Nepal's former prime minister was arrested for the crackdown during the Gen Z Revolution

Nepal's former prime minister KP Sharma Oli was arrested on Saturday for his involvement in the deadly crackdown on the insurgency that ousted him six months ago, AFP reports.
Along with Sharma Oli (74), his former home minister, Ramesh Lekhak, was also arrested for questioning in the investigation into the events of September 2025, said Pawan Kumar Bhattarai, a police spokesman in the capital Kathmandu.
Arrests after the installation of the new government
The arrests come a day after the installation of a government led by 35-year-old rapper-turned-Kathmandu mayor Balendra Shah, whose centrist Independent National Party was a landslide winner in March 5 parliamentary elections.
Shortly after his arrest, KP Sharma Oli was taken under police escort to a hospital. “He was admitted on a doctor's recommendation,” Bhattarai said, adding that the septuagenarian was suffering from heart and kidney problems.
In a 900-page report that was published in full on Thursday, a commission of inquiry recommended the opening of criminal proceedings against Oli, the former interior minister and police chief.
At least 76 people were killed and 2,400 injured during the two days of riots, from September 8-9, 2025, according to the commission's assessment.
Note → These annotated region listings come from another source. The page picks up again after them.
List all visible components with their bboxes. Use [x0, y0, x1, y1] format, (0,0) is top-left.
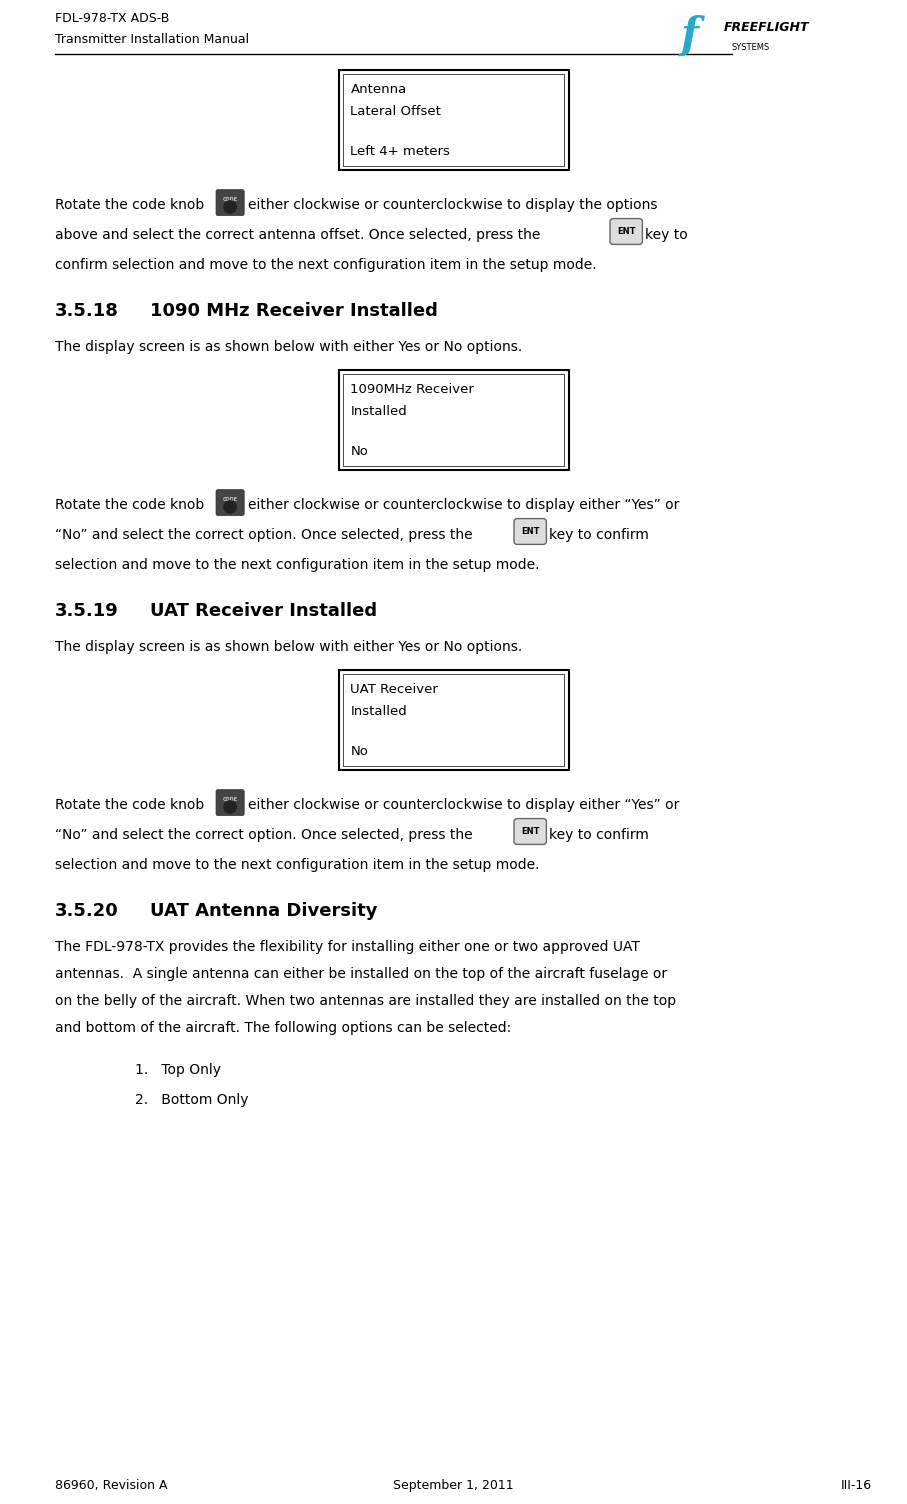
FancyBboxPatch shape: [216, 190, 244, 215]
Text: SYSTEMS: SYSTEMS: [732, 44, 770, 53]
Text: either clockwise or counterclockwise to display either “Yes” or: either clockwise or counterclockwise to …: [248, 498, 679, 511]
Text: either clockwise or counterclockwise to display the options: either clockwise or counterclockwise to …: [248, 199, 658, 212]
Text: selection and move to the next configuration item in the setup mode.: selection and move to the next configura…: [55, 558, 540, 572]
Text: Lateral Offset: Lateral Offset: [350, 105, 442, 117]
Text: key to confirm: key to confirm: [549, 528, 649, 541]
Text: The display screen is as shown below with either Yes or No options.: The display screen is as shown below wit…: [55, 340, 522, 353]
Text: FDL-978-TX ADS-B: FDL-978-TX ADS-B: [55, 12, 170, 26]
Circle shape: [224, 202, 236, 214]
FancyBboxPatch shape: [216, 790, 244, 815]
FancyBboxPatch shape: [216, 490, 244, 516]
Text: Transmitter Installation Manual: Transmitter Installation Manual: [55, 33, 249, 47]
Text: ENT: ENT: [521, 827, 540, 836]
Text: Left 4+ meters: Left 4+ meters: [350, 144, 451, 158]
Text: CODE: CODE: [222, 797, 238, 802]
Text: “No” and select the correct option. Once selected, press the: “No” and select the correct option. Once…: [55, 528, 473, 541]
FancyBboxPatch shape: [338, 370, 569, 471]
Text: either clockwise or counterclockwise to display either “Yes” or: either clockwise or counterclockwise to …: [248, 799, 679, 812]
Text: 1090 MHz Receiver Installed: 1090 MHz Receiver Installed: [150, 302, 438, 320]
Text: and bottom of the aircraft. The following options can be selected:: and bottom of the aircraft. The followin…: [55, 1021, 512, 1035]
Text: No: No: [350, 445, 368, 459]
Text: 3.5.18: 3.5.18: [55, 302, 119, 320]
FancyBboxPatch shape: [514, 519, 546, 544]
Text: Rotate the code knob: Rotate the code knob: [55, 498, 204, 511]
FancyBboxPatch shape: [610, 218, 642, 245]
FancyBboxPatch shape: [514, 818, 546, 844]
FancyBboxPatch shape: [343, 374, 564, 466]
Text: selection and move to the next configuration item in the setup mode.: selection and move to the next configura…: [55, 857, 540, 872]
Text: UAT Antenna Diversity: UAT Antenna Diversity: [150, 902, 377, 920]
FancyBboxPatch shape: [343, 674, 564, 766]
Text: The display screen is as shown below with either Yes or No options.: The display screen is as shown below wit…: [55, 641, 522, 654]
Text: Rotate the code knob: Rotate the code knob: [55, 199, 204, 212]
Text: 3.5.19: 3.5.19: [55, 602, 119, 620]
Circle shape: [224, 800, 236, 814]
Text: Installed: Installed: [350, 405, 407, 418]
Text: 1090MHz Receiver: 1090MHz Receiver: [350, 384, 474, 396]
Text: Rotate the code knob: Rotate the code knob: [55, 799, 204, 812]
Text: 3.5.20: 3.5.20: [55, 902, 119, 920]
Text: 1.   Top Only: 1. Top Only: [135, 1063, 221, 1077]
Text: September 1, 2011: September 1, 2011: [394, 1478, 513, 1492]
Text: UAT Receiver: UAT Receiver: [350, 683, 438, 696]
Text: 86960, Revision A: 86960, Revision A: [55, 1478, 168, 1492]
Text: ENT: ENT: [617, 227, 636, 236]
FancyBboxPatch shape: [338, 71, 569, 170]
Text: Installed: Installed: [350, 705, 407, 717]
Circle shape: [224, 501, 236, 513]
Text: CODE: CODE: [222, 197, 238, 202]
Text: CODE: CODE: [222, 496, 238, 502]
Text: “No” and select the correct option. Once selected, press the: “No” and select the correct option. Once…: [55, 829, 473, 842]
Text: III-16: III-16: [841, 1478, 872, 1492]
Text: confirm selection and move to the next configuration item in the setup mode.: confirm selection and move to the next c…: [55, 259, 597, 272]
FancyBboxPatch shape: [338, 669, 569, 770]
Text: 2.   Bottom Only: 2. Bottom Only: [135, 1093, 249, 1107]
Text: f: f: [680, 15, 697, 57]
FancyBboxPatch shape: [343, 74, 564, 165]
Text: above and select the correct antenna offset. Once selected, press the: above and select the correct antenna off…: [55, 229, 541, 242]
Text: key to: key to: [645, 229, 688, 242]
Text: key to confirm: key to confirm: [549, 829, 649, 842]
Text: on the belly of the aircraft. When two antennas are installed they are installed: on the belly of the aircraft. When two a…: [55, 994, 676, 1008]
Text: No: No: [350, 744, 368, 758]
Text: antennas.  A single antenna can either be installed on the top of the aircraft f: antennas. A single antenna can either be…: [55, 967, 668, 981]
Text: ENT: ENT: [521, 526, 540, 535]
Text: The FDL-978-TX provides the flexibility for installing either one or two approve: The FDL-978-TX provides the flexibility …: [55, 940, 639, 954]
Text: Antenna: Antenna: [350, 83, 406, 96]
Text: FREEFLIGHT: FREEFLIGHT: [724, 21, 810, 35]
Text: UAT Receiver Installed: UAT Receiver Installed: [150, 602, 377, 620]
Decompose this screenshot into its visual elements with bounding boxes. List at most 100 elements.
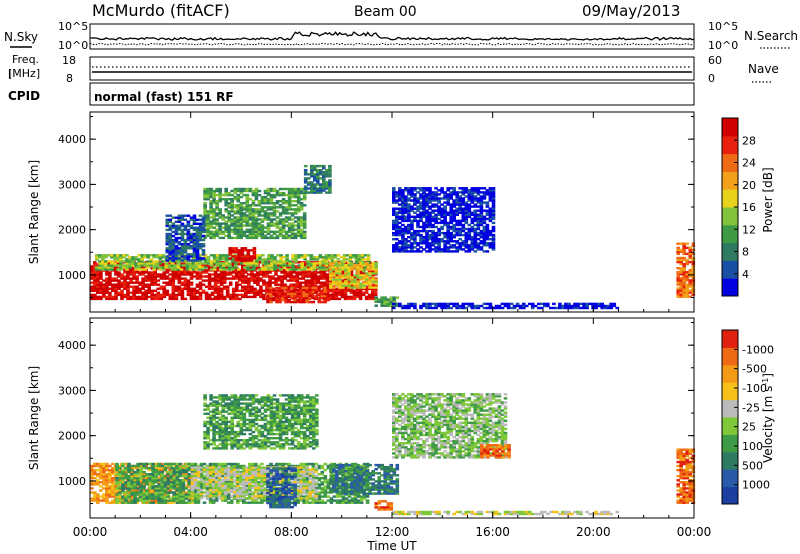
power-cell <box>338 270 342 273</box>
power-cell <box>488 244 493 247</box>
power-cell <box>272 224 277 227</box>
power-cell <box>294 256 298 259</box>
power-cell <box>319 177 323 180</box>
velocity-cell <box>136 487 140 490</box>
power-cell <box>428 242 432 245</box>
power-cell <box>325 281 330 284</box>
power-cell <box>222 285 227 288</box>
power-cell <box>248 218 253 221</box>
power-cell <box>407 240 411 243</box>
velocity-cell <box>121 491 125 494</box>
power-cell <box>221 216 225 219</box>
power-cell <box>176 266 181 269</box>
velocity-cell <box>135 485 139 488</box>
power-cell <box>156 291 160 294</box>
power-cell <box>120 273 124 276</box>
power-cell <box>203 214 207 217</box>
power-cell <box>306 264 310 267</box>
power-cell <box>268 281 272 284</box>
power-cell <box>361 293 366 297</box>
power-cell <box>117 291 121 294</box>
power-cell <box>192 297 197 301</box>
power-cell <box>218 268 223 271</box>
power-cell <box>275 236 280 240</box>
power-cell <box>428 233 432 237</box>
power-cell <box>105 277 109 280</box>
power-cell <box>362 274 366 277</box>
power-cell <box>269 189 274 193</box>
power-cell <box>227 212 231 215</box>
power-cell <box>473 203 478 206</box>
power-cell <box>395 223 399 227</box>
power-cell <box>434 302 438 306</box>
power-cell <box>270 266 274 269</box>
power-cell <box>250 273 254 276</box>
power-cell <box>428 217 432 221</box>
power-cell <box>144 277 148 280</box>
power-cell <box>479 215 484 218</box>
power-cell <box>318 260 323 263</box>
power-cell <box>147 271 151 274</box>
power-cell <box>467 238 472 241</box>
power-cell <box>147 283 151 286</box>
power-cell <box>241 295 245 299</box>
velocity-cell <box>102 470 106 474</box>
power-cell <box>306 191 311 194</box>
power-cell <box>398 250 402 253</box>
power-cell <box>266 193 271 197</box>
power-cell <box>131 256 135 259</box>
velocity-cell <box>156 481 160 484</box>
power-cell <box>218 256 223 259</box>
power-cell <box>186 291 191 294</box>
power-cell <box>102 283 106 286</box>
power-cell <box>350 282 354 285</box>
power-cell <box>342 254 347 257</box>
power-cell <box>482 250 487 253</box>
power-cell <box>428 223 432 227</box>
power-cell <box>306 173 311 176</box>
power-cell <box>213 273 218 276</box>
power-cell <box>461 242 466 245</box>
power-cell <box>323 300 328 304</box>
power-cell <box>268 279 272 282</box>
power-cell <box>485 211 490 214</box>
power-cell <box>434 209 438 212</box>
power-cell <box>295 285 299 288</box>
velocity-cell <box>130 483 134 486</box>
power-cell <box>318 268 323 271</box>
power-cell <box>356 272 360 275</box>
velocity-cell <box>127 464 131 468</box>
power-cell <box>413 195 417 198</box>
power-cell <box>138 281 142 284</box>
power-cell <box>251 222 256 225</box>
velocity-cell <box>123 493 127 496</box>
power-cell <box>322 189 326 192</box>
power-cell <box>461 191 466 194</box>
power-cell <box>467 205 472 208</box>
power-cell <box>293 286 297 290</box>
power-cell <box>215 202 219 205</box>
power-cell <box>243 266 247 269</box>
power-cell <box>290 232 295 235</box>
power-cell <box>212 198 216 201</box>
power-cell <box>452 199 456 202</box>
velocity-cell <box>90 497 94 500</box>
velocity-cell <box>121 470 125 474</box>
power-cell <box>322 181 326 184</box>
power-cell <box>260 208 265 211</box>
freq-right-tick-high: 60 <box>708 54 722 67</box>
power-cell <box>296 228 301 231</box>
power-cell <box>235 275 239 278</box>
power-cell <box>467 197 472 200</box>
power-cell <box>395 246 399 249</box>
power-cell <box>293 298 297 302</box>
power-cell <box>374 298 378 301</box>
power-cell <box>201 220 206 223</box>
power-cell <box>458 195 462 198</box>
power-cell <box>373 291 378 294</box>
power-cell <box>215 187 219 191</box>
power-cell <box>470 219 475 223</box>
power-cell <box>422 304 426 308</box>
power-cell <box>306 187 311 190</box>
power-cell <box>679 242 683 245</box>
The riots, known as the Gen Z Revolution, began with thousands of young people taking to the streets to protest the blocking of access to social media and the corruption of political elites. At least 19 people were then killed by bullets.
On September 9, the angry crowd destroyed, burned or looted several public buildings, including the Parliament and the Prime Minister's house. Peace was established only during the evening, with the appearance of the army on the streets.
The commission of inquiry did not establish whether there was “a formal order to open fire”, but assessed that “no effort was made to stop or control the shooting”.
The former prime minister blames “anarchist forces”
Leader of the Communist Party of Nepal (CPN-UML), KP Sharma Oli has repeatedly denied that he gave the order to open fire on the protesters. During the election campaign in which he lost his seat to Balendra Shah, he blamed “infiltrators” and “anarchist forces” for the violence.
“This arrest is revenge,” a senior official in his party, Mahesh Basnet, said at the end of an emergency meeting of Nepali communists. Oli's supporters took to the streets in the capital to demand his immediate release and set up barricades and set fire to tires. In the Baneshwor district, the police dispersed the crowd with tear gas.
The seizure of power by Balendra Shah, the mouthpiece of the youth protest movement, and his party marks the rise of a new generation of Nepal's rulers.
In the first cabinet meeting he presided over on Friday, Shah decided to implement the inquiry commission's recommendations. “Nobody is above the law (…) It's not a revenge against anyone, it's just the beginning of justice,” commented the new Minister of the Interior Sudan Gurung, a prominent figure of the September demonstrations, on Instagram.
“I was very happy to hear the news. Those who were involved in the September deaths must be punished,” Bhavani Timilsina, whose daughter was seriously injured in those protests, told AFP.
A four-time Prime Minister since 2015, KP Sharma Oli has had a political career spanning nearly four decades.